One thing I can say for certain about this blog is, after the last two days, it has made me feel like—as clichéd as this sounds—a new person. That I am told by many people in private messages that it may stand someday as an interesting document for me to look back on is not something that concerns me right now. I have felt this unbelievable compulsion to write, write, write since my tumor removal—like my existence quite literally depends on it—a kind of crazed, reptilian determination just to open my laptop, find a public website, and write down my thoughts. The overhwelming compulsion stems from the idea that, from the “privacy and safety” of my couch, feeling completely alone and at peace with myself, I can write down one record of everything I feel compelled to say. And also I have the general awareness (on some level) that the contradicting people in my life could all have the option to read the same exact words, the same “official record” of my thoughts. For some reason unknown to me now, this why I feel compelled to write at this juncture—to put it out there in the Universe as an official record of what only I have been thinking all my life, and that if anyone wants to read it, fine. I don’t want to throw it in people’s faces—no, it’s not that at all, and I don’t want people to cry for me and I’m not soliciting sympathy—I just have this overwhelming desire that my thoughts are “available” in long form if you are interested. If you don’t care to read this, don’t read it. I don’t really care if you do or don’t and I won’t wonder why.

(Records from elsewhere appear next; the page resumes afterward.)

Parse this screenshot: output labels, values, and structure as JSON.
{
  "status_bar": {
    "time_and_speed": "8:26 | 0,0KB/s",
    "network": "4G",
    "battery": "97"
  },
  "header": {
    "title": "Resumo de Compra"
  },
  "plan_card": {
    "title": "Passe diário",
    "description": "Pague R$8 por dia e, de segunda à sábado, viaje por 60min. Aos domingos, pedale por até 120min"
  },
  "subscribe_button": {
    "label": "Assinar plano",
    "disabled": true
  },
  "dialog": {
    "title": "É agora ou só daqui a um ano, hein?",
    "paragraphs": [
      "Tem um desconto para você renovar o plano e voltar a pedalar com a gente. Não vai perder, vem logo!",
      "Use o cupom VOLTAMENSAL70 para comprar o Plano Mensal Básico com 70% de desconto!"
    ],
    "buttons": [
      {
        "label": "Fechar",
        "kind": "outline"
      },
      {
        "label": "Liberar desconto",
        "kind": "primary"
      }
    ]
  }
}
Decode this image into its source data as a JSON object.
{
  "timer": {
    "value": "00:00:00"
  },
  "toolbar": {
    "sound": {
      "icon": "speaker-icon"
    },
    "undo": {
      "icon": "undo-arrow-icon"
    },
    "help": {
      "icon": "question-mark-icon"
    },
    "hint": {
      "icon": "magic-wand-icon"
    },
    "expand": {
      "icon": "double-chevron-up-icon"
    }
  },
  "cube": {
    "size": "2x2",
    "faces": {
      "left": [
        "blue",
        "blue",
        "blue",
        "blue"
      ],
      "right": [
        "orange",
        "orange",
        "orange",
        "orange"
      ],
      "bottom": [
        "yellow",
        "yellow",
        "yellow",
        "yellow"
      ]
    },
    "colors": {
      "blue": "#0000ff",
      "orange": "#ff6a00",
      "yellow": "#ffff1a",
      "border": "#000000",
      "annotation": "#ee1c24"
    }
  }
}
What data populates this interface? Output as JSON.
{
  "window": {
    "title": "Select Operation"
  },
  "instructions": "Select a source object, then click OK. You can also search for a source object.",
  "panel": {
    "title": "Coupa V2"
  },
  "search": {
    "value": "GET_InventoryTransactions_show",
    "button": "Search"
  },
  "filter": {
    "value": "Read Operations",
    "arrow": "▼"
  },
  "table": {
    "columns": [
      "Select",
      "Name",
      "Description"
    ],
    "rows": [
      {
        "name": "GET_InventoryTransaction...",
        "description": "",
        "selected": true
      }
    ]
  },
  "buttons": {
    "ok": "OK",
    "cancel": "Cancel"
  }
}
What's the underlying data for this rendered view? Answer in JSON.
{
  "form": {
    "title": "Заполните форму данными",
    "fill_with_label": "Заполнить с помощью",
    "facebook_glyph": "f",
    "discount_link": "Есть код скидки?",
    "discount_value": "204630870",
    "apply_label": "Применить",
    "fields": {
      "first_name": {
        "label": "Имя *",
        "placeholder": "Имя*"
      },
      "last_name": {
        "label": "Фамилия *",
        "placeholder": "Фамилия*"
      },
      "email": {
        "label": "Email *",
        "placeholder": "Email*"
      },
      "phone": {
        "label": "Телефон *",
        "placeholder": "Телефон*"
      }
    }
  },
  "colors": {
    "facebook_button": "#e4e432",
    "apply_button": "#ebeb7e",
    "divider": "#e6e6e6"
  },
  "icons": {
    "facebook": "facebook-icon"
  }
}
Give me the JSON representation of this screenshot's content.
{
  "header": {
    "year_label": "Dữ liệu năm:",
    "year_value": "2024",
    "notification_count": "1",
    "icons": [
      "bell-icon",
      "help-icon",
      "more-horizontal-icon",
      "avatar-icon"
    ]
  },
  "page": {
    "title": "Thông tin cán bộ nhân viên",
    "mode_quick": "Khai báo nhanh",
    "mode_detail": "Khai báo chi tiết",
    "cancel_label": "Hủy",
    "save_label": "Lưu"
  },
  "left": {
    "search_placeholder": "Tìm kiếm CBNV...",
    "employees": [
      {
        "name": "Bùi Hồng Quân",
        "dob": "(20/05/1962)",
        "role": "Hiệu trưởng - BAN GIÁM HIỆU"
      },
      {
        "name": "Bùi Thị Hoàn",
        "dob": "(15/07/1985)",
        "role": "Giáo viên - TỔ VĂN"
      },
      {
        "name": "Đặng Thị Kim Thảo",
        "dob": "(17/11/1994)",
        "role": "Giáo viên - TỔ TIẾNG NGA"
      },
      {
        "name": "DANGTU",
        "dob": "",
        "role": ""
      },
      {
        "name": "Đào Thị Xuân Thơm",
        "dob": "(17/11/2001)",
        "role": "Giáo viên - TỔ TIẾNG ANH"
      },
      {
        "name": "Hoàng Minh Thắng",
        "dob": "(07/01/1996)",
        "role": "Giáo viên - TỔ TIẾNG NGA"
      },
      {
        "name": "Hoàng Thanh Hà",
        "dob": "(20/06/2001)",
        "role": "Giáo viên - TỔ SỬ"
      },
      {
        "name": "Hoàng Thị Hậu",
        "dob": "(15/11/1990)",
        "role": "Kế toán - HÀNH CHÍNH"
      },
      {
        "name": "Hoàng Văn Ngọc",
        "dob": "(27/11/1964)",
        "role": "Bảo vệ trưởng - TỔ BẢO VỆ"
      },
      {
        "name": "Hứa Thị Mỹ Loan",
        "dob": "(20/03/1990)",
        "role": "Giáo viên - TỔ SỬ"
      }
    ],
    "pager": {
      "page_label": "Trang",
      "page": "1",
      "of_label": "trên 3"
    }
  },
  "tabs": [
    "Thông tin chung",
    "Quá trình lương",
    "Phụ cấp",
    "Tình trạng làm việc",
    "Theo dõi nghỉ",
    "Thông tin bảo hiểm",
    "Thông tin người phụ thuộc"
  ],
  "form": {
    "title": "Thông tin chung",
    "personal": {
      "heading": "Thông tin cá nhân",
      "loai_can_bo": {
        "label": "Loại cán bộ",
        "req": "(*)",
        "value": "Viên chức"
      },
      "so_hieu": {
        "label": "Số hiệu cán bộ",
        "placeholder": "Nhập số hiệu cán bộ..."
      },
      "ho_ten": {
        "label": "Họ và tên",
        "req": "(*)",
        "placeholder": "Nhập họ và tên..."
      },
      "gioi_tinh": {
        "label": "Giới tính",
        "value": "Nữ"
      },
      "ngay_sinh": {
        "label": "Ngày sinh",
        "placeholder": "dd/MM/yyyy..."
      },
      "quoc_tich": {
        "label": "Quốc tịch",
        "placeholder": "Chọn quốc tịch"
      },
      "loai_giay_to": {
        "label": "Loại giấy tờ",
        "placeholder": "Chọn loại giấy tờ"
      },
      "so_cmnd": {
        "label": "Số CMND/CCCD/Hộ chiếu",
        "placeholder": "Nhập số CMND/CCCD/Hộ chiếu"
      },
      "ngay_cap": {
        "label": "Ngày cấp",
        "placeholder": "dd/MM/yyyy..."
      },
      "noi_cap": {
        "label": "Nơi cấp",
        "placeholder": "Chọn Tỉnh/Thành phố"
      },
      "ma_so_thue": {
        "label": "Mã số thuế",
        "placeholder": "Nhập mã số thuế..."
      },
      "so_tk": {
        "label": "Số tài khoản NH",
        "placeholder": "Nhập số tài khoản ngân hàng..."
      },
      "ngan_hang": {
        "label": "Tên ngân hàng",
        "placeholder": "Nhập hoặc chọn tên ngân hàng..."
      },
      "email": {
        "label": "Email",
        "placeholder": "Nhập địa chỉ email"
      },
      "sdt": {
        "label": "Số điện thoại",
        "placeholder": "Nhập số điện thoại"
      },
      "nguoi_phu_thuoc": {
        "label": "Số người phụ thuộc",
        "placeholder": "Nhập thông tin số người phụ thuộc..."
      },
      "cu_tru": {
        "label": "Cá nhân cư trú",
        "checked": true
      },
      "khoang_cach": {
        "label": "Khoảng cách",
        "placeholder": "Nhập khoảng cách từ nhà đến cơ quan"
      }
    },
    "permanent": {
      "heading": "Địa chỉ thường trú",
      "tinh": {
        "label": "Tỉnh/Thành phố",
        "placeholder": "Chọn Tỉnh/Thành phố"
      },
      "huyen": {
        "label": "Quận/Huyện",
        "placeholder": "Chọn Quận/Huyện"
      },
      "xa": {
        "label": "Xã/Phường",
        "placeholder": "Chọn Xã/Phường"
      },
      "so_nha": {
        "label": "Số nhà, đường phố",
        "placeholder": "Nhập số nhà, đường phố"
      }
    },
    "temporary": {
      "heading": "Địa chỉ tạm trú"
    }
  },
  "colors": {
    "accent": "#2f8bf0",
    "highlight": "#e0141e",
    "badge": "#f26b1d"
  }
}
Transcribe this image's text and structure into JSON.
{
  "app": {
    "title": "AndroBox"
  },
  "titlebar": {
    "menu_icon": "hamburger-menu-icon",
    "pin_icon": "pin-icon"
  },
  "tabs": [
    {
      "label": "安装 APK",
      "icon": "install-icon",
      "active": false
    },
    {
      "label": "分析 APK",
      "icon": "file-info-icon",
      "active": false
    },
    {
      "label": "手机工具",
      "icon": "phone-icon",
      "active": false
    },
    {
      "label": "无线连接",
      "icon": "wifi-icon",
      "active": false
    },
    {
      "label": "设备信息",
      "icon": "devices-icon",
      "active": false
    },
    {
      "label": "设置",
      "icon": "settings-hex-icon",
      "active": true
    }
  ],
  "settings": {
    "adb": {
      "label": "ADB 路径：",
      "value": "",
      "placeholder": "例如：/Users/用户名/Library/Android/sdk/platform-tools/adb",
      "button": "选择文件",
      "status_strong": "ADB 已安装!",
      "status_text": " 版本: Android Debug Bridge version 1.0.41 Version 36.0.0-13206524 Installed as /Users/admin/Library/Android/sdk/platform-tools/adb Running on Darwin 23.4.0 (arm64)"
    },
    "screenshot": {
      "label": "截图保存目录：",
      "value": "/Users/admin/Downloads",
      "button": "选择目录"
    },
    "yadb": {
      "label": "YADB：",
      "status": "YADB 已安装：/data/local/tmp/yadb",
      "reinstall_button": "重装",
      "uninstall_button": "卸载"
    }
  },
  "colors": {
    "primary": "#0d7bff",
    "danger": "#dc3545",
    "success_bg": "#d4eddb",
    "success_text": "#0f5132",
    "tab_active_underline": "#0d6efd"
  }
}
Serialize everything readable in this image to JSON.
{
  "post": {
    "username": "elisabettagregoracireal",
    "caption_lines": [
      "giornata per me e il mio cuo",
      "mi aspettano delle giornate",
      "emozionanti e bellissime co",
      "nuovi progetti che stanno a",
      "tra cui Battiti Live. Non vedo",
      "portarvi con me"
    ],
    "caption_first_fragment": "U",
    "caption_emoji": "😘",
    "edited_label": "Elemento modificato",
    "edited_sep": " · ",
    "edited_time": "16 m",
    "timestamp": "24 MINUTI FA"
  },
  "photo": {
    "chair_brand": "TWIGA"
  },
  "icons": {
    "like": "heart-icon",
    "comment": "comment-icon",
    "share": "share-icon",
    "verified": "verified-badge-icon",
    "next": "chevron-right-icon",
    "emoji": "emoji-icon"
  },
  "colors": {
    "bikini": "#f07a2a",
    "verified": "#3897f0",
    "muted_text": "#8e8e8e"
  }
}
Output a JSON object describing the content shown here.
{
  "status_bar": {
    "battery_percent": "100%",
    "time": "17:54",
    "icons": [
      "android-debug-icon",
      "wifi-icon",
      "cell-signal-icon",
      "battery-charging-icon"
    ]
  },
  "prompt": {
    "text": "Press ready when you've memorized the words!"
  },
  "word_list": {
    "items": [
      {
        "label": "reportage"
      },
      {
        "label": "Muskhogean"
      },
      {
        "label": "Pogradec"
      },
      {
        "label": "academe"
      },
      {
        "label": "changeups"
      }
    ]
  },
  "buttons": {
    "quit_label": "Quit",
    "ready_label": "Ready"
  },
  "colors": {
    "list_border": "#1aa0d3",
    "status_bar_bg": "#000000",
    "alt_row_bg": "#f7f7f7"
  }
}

Any time I have written anything in my blog, it has been with this almost maniacal drive to write about what I feel like I want to write about, just at that moment. I have had no plan, and no idea where this was going to take me. No ulterior motive, no timeline, no “goals to achieve”, just an open forum where—at any given moment—I can spring up from the couch (MJ’s surprise: “What’s wrong!?” Me: “Nothing, I’m fine. I just need to write.” MJ: “OK.”) and feel this incredible urge that I simply must write one particular thing, right at that moment, be it an old memory, a dream, a silly vignette, or something else. The only thing I can say for certain is I just “knew” in every instance what I have “had” to write for every entry, going back to the Caring Bridge entries (which I guess I should copy at one point and bring over here to have it all in one spot; I’ll make a note to do that).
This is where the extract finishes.